I am having some trouble conceptualizing how unique_lock is supposed to operate across threads. I tried to make a quick example to recreate something that I would normally use a condition_variable for.
#include <mutex>
#include <thread>
using namespace std;
mutex m;
unique_lock<mutex>* mLock;
void funcA()
{
//thread 2
mLock->lock();//blocks until unlock?Access violation reading location 0x0000000000000000.
}
int _tmain(int argc, _TCHAR* argv[])
{
//thread 1
mLock = new unique_lock<mutex>(m);
mLock->release();//Allows .lock() to be taken by a different thread?
auto a = std::thread(funcA);
std::chrono::milliseconds dura(1000);//make sure thread is running
std::this_thread::sleep_for(dura);
mLock->unlock();//Unlocks thread 2's lock?
a.join();
return 0;
}
unique_lock should not be accessed from multiple threads at once. It was not designed to be thread-safe in that manner. Instead, multiple unique_locks (local variables) reference the same global mutex. Only the mutex itself is designed to be accessed by multiple threads at once. And even then, my statement excludes ~mutex().
For example, one knows that mutex::lock() can be accessed by multiple threads because its specification includes the following:
Synchronization: Prior unlock() operations on the same object shall synchronize with (4.7) this operation.
where synchronize with is a term of art defined in 4.7 [intro.multithread] (and its subclauses).
That doesn't look at all right.
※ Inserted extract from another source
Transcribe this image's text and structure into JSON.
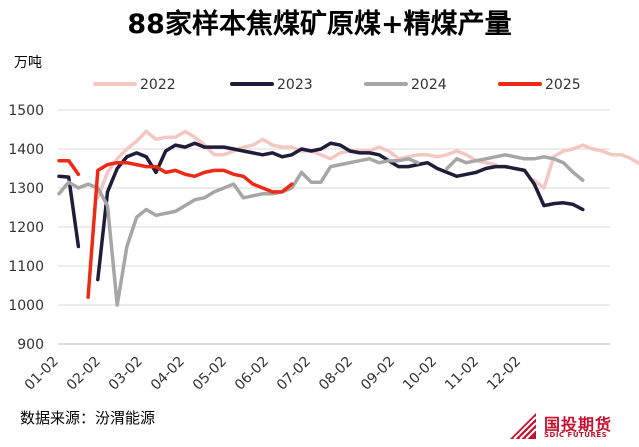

First, release is "disassociates the mutex without unlocking it", which is highly unlikely that it is what you want to do in that place. It basically means that you no longer have a mutex in your unique_lock<mutex> - which will make it pretty useless - and probably the reason you get "access violation".
Edit: After some "massaging" of your code, and convincing g++ 4.6.3 to do what I wanted (hence the #define _GLIBCXX_USE_NANOSLEEP), here's a working example:
#define _GLIBCXX_USE_NANOSLEEP
#include <chrono>
#include <mutex>
#include <thread>
#include <iostream>
using namespace std;
mutex m;
void funcA()
{
cout << "FuncA Before lock" << endl;
unique_lock<mutex> mLock(m);
//thread 2
cout << "FuncA After lock" << endl;
std::chrono::milliseconds dura(500);//make sure thread is running
std::this_thread::sleep_for(dura); //this_thread::sleep_for(dura);
cout << "FuncA After sleep" << endl;
}
int main(int argc, char* argv[])
{
cout << "Main before lock" << endl;
unique_lock<mutex> mLock(m);
auto a = std::thread(funcA);
std::chrono::milliseconds dura(1000);//make sure thread is running
std::this_thread::sleep_for(dura); //this_thread::sleep_for(dura);
mLock.unlock();//Unlocks thread 2's lock?
cout << "Main After unlock" << endl;
a.join();
cout << "Main after a.join" << endl;
return 0;
}
Not sure why you need to use new to create the lock tho'. Surely unique_lock<mutex> mlock(m); should do the trick (and corresponding changes of mLock-> into mLock. of course).
A lock is just an automatic guard that operates a mutex in a safe and sane fashion.
What you really want is this code:
std::mutex m;
void f()
{
std::lock_guard<std::mutex> lock(m);
// ...
}
This effectively "synchronizes" calls to f, since every thread that enters it blocks until it manages to obtain the mutex.
A unique_lock is just a beefed-up version of the lock_guard: It can be constructed unlocked, moved around (thanks, #MikeVine) and it is itself a "lockable object", like the mutex itself, and so it can be used for example in the variadic std::lock(...) to lock multiple things at once in a deadlock-free way, and it can be managed by an std::condition_variable (thanks, #syam).
But unless you have a good reason to use a unique_lock, prefer to use a lock_guard. And once you need to upgrade to a unique_lock, you'll know why.
As a side-note, the above answers skip over the difference between immediate and deferred locking of mutex:
#include<mutex>
::std::mutex(mu);
auto MyFunction()->void
{
std::unique_lock<mutex> lock(mu); //Created instance and immediately locked the mutex
//Do stuff....
}
auto MyOtherFunction()->void
{
std::unique_lock<mutex> lock(mu,std::defer_lock); //Create but not locked the mutex
lock.lock(); //Lock mutex
//Do stuff....
lock.unlock(); //Unlock mutex
}
MyFunction() shows the widely used immediate lock, whilst MyOtherFunction() shows the deferred lock.